I agree that we can’t know for sure; but I do wonder, given what we do know, if at some level Wallace was sabotaging Gov. Palin. I don’t say that she was doing so consciously—but given that Gov. Palin clearly represented a threat to Wallace’s own political views and the wing of the party with which she has identified herself, she may well have done so subconsciously. At the very least, and particularly given the remarkably poor way in which she assisted the Governor, she clearly was not motivated to do her best work on Gov. Palin’s behalf. When one considers how she acted once she was free to say whatever she wanted about Gov. Palin, however, the possibility that her sabotage may have been at least semi-deliberate (an effort to play down the Governor and thus hurt her without hurting Sen.
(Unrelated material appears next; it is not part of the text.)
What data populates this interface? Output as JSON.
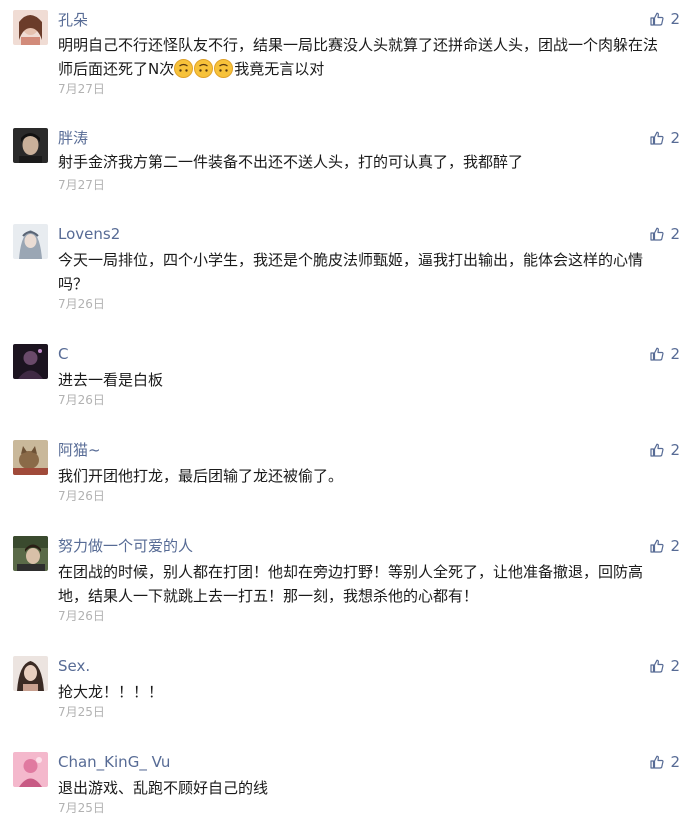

McCain’s campaign) cannot be ruled out.Whether Gov. Jeb Bush will in fact jump into the 2012 presidential race, I have no idea; but if he does, regardless of attempts to hatchet down Gov. Palin or anyone else, I can’t imagine him winning the nomination. Had things played out differently, I think he might have been a fine president—he was a good governor in Florida, and I certainly would have preferred him to his brother—but not now; the GOP needs to turn away from its establishment candidates and back to conservatism. It also needs to return to its Reaganite roots in another way: it needs to throw overboard the people who think it’s appropriate to hatchet down fellow Republicans for political gain. Like Nicolle Wallace.